LONDON — The long-anticipated call to arms finally came on a brilliant spring morning. Wearing a jaunty smile and a pink shirt before the prime minister's front door at 10 Downing St. on Monday, John Major invited Britain to a national election May 1 that is expected to write his political epitaph.
After his ritual consultation with Queen Elizabeth II, Major's announcement of the election date ended months of political skirmishing, conjecture and maneuvering. Now, after 18 years of rule by his Conservative Party, Major is running for his political life against a reborn Labor Party led by young centrist Tony Blair.
If there are no more surprises in the campaign than there were surrounding the election announcement, however, Blair will become Britain's prime minister by mid-May.
With polls showing a record Labor lead, the campaign is expected to be the most American-style Britain has ever seen: dirty, personality-focused and marked on both sides by negative advertising. Traditional personal-appearance campaigning is growing in Britain and is widely expected to lead to the nation's first televised candidate debate.

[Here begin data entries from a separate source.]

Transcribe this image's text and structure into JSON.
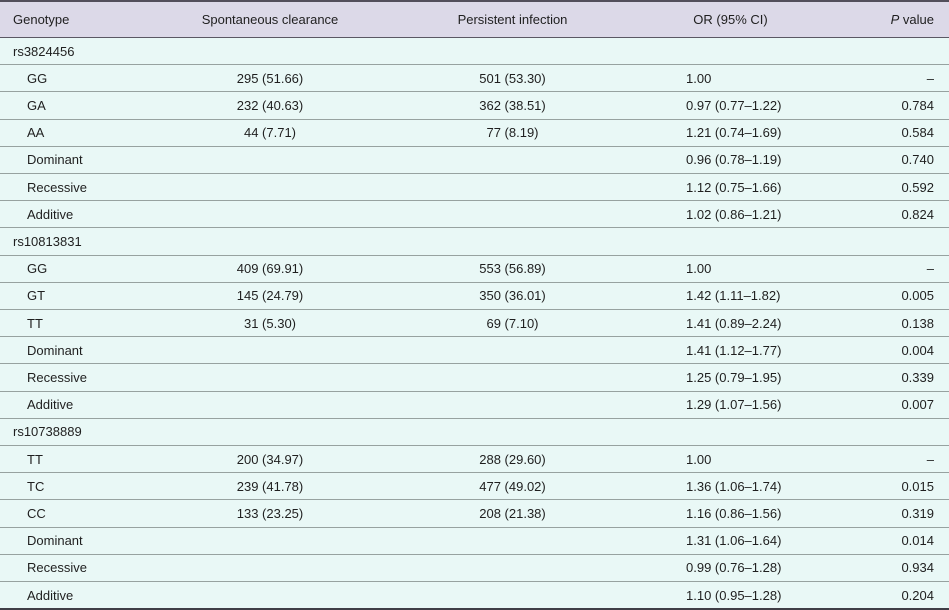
{
  "colors": {
    "header_bg": "#dcd9e8",
    "row_bg": "#e9f8f6",
    "top_border": "#524f5b",
    "header_rule": "#5b5864",
    "row_rule": "#97a2a0",
    "bottom_border": "#3f3e46",
    "text": "#1f1f1f"
  },
  "header": {
    "columns": [
      "Genotype",
      "Spontaneous clearance",
      "Persistent infection",
      "OR (95% CI)"
    ],
    "p_italic": "P",
    "p_rest": "value"
  },
  "table": {
    "sections": [
      {
        "snp": "rs3824456",
        "rows": [
          {
            "genotype": "GG",
            "clearance": "295 (51.66)",
            "infection": "501 (53.30)",
            "or": "1.00",
            "p": "–"
          },
          {
            "genotype": "GA",
            "clearance": "232 (40.63)",
            "infection": "362 (38.51)",
            "or": "0.97 (0.77–1.22)",
            "p": "0.784"
          },
          {
            "genotype": "AA",
            "clearance": "44 (7.71)",
            "infection": "77 (8.19)",
            "or": "1.21 (0.74–1.69)",
            "p": "0.584"
          },
          {
            "genotype": "Dominant",
            "clearance": "",
            "infection": "",
            "or": "0.96 (0.78–1.19)",
            "p": "0.740"
          },
          {
            "genotype": "Recessive",
            "clearance": "",
            "infection": "",
            "or": "1.12 (0.75–1.66)",
            "p": "0.592"
          },
          {
            "genotype": "Additive",
            "clearance": "",
            "infection": "",
            "or": "1.02 (0.86–1.21)",
            "p": "0.824"
          }
        ]
      },
      {
        "snp": "rs10813831",
        "rows": [
          {
            "genotype": "GG",
            "clearance": "409 (69.91)",
            "infection": "553 (56.89)",
            "or": "1.00",
            "p": "–"
          },
          {
            "genotype": "GT",
            "clearance": "145 (24.79)",
            "infection": "350 (36.01)",
            "or": "1.42 (1.11–1.82)",
            "p": "0.005"
          },
          {
            "genotype": "TT",
            "clearance": "31 (5.30)",
            "infection": "69 (7.10)",
            "or": "1.41 (0.89–2.24)",
            "p": "0.138"
          },
          {
            "genotype": "Dominant",
            "clearance": "",
            "infection": "",
            "or": "1.41 (1.12–1.77)",
            "p": "0.004"
          },
          {
            "genotype": "Recessive",
            "clearance": "",
            "infection": "",
            "or": "1.25 (0.79–1.95)",
            "p": "0.339"
          },
          {
            "genotype": "Additive",
            "clearance": "",
            "infection": "",
            "or": "1.29 (1.07–1.56)",
            "p": "0.007"
          }
        ]
      },
      {
        "snp": "rs10738889",
        "rows": [
          {
            "genotype": "TT",
            "clearance": "200 (34.97)",
            "infection": "288 (29.60)",
            "or": "1.00",
            "p": "–"
          },
          {
            "genotype": "TC",
            "clearance": "239 (41.78)",
            "infection": "477 (49.02)",
            "or": "1.36 (1.06–1.74)",
            "p": "0.015"
          },
          {
            "genotype": "CC",
            "clearance": "133 (23.25)",
            "infection": "208 (21.38)",
            "or": "1.16 (0.86–1.56)",
            "p": "0.319"
          },
          {
            "genotype": "Dominant",
            "clearance": "",
            "infection": "",
            "or": "1.31 (1.06–1.64)",
            "p": "0.014"
          },
          {
            "genotype": "Recessive",
            "clearance": "",
            "infection": "",
            "or": "0.99 (0.76–1.28)",
            "p": "0.934"
          },
          {
            "genotype": "Additive",
            "clearance": "",
            "infection": "",
            "or": "1.10 (0.95–1.28)",
            "p": "0.204"
          }
        ]
      }
    ]
  }
}
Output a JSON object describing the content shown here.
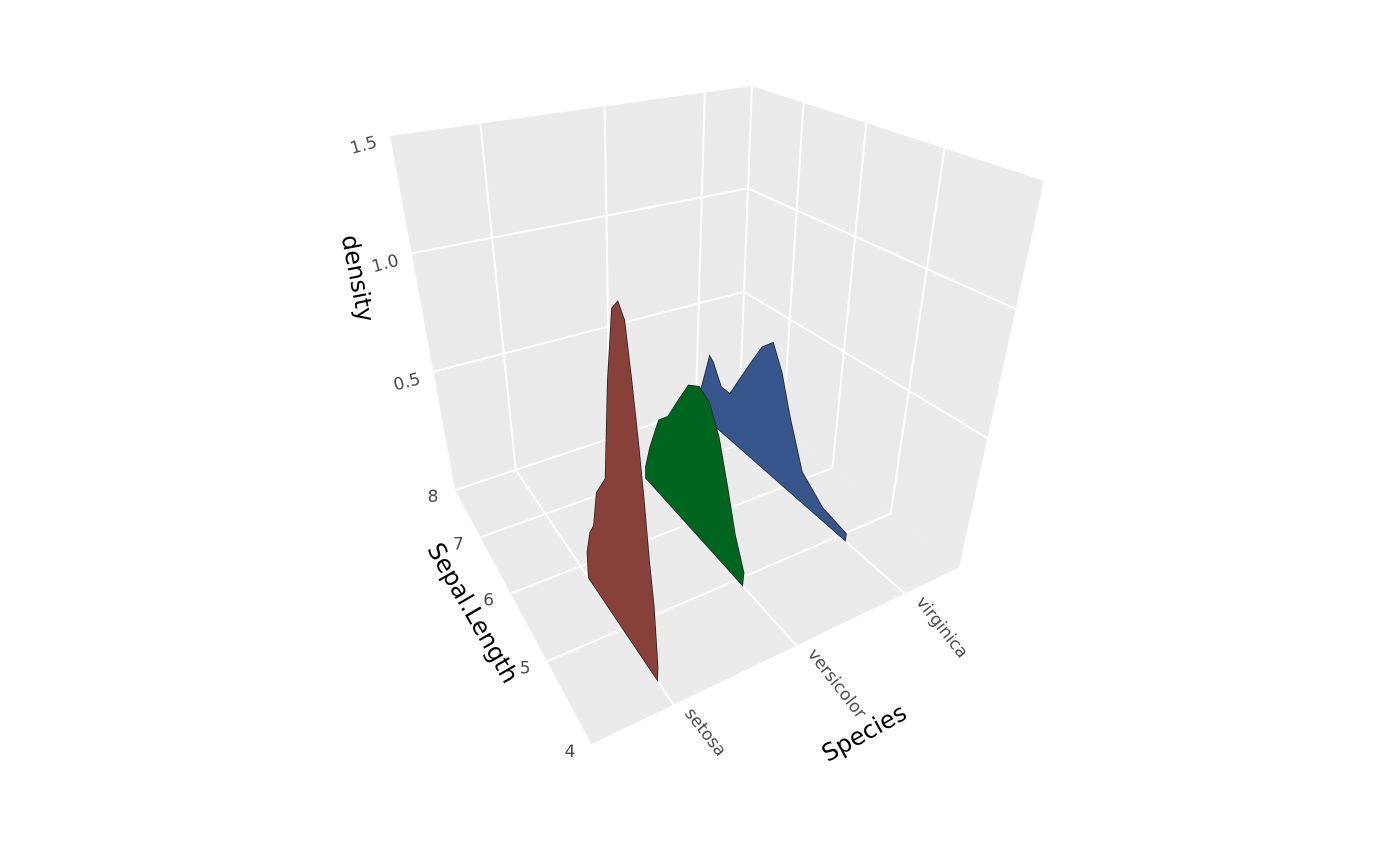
{
  "chart_data": {
    "type": "ridgeline3d",
    "category_label": "Species",
    "x_label": "Sepal.Length",
    "y_label": "density",
    "categories": [
      "setosa",
      "versicolor",
      "virginica"
    ],
    "xlim": [
      4,
      8
    ],
    "xticks": [
      4,
      5,
      6,
      7,
      8
    ],
    "ylim": [
      0,
      1.5
    ],
    "yticks": [
      0.5,
      {
        "value": 1,
        "label": "1.0"
      },
      1.5
    ],
    "grid": true,
    "series": [
      {
        "color": "#87413a",
        "x": [
          4.3,
          4.4,
          4.5,
          4.6,
          4.7,
          4.8,
          4.9,
          5.0,
          5.1,
          5.2,
          5.3,
          5.4,
          5.5,
          5.6,
          5.7,
          5.8
        ],
        "values": [
          0.05,
          0.25,
          0.4,
          0.6,
          0.8,
          1.0,
          1.2,
          1.25,
          1.2,
          0.9,
          0.5,
          0.45,
          0.4,
          0.25,
          0.2,
          0.1
        ]
      },
      {
        "color": "#00661f",
        "x": [
          4.9,
          5.1,
          5.3,
          5.5,
          5.7,
          5.9,
          6.1,
          6.3,
          6.5,
          6.7,
          6.9,
          7.0
        ],
        "values": [
          0.05,
          0.15,
          0.3,
          0.45,
          0.55,
          0.58,
          0.55,
          0.45,
          0.35,
          0.3,
          0.15,
          0.05
        ]
      },
      {
        "color": "#36568c",
        "x": [
          4.9,
          5.3,
          5.7,
          6.0,
          6.2,
          6.4,
          6.6,
          6.8,
          7.0,
          7.2,
          7.4,
          7.6,
          7.7,
          7.9
        ],
        "values": [
          0.03,
          0.05,
          0.12,
          0.3,
          0.45,
          0.55,
          0.5,
          0.4,
          0.3,
          0.2,
          0.2,
          0.28,
          0.3,
          0.1
        ]
      }
    ]
  }
}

By Monday afternoon, Major had already mounted his soapbox in Bedfordshire, northwest of London, the constituency where the Conservative campaign momentum turned the tide of a Labor lead in the 1992 elections.
"The people will decide over the next few weeks whether they want to continue with some of the best economic news that we have had for generations or whether it will be a return to the politics of socialism that brought this country to its knees in the '70s," Major said against a background of noisy pro-Labor demonstrators.
Blair, who has never held government office, has pulled a traditionally left-wing, blue-collar party to the political center in recasting Labor's look, its policies--and its appeal to middle-class Britain.
Dubbing himself "the eternal warrior against complacency," Blair welcomed Monday's election call, which came while he was visiting a London school. The election was good news, he said, because over the past year "very little has been happening in government" while Conservatives tried to engineer their fifth consecutive term in office.
"I want a new government . . . with different values and different priorities to lead a national renewal," Blair said. He attributed Labor's growing popularity to the party's "massive" internal transformation and "the fact that most people look at the Conservatives and think they are rather incompetent, rather tired and offering rather poor leadership."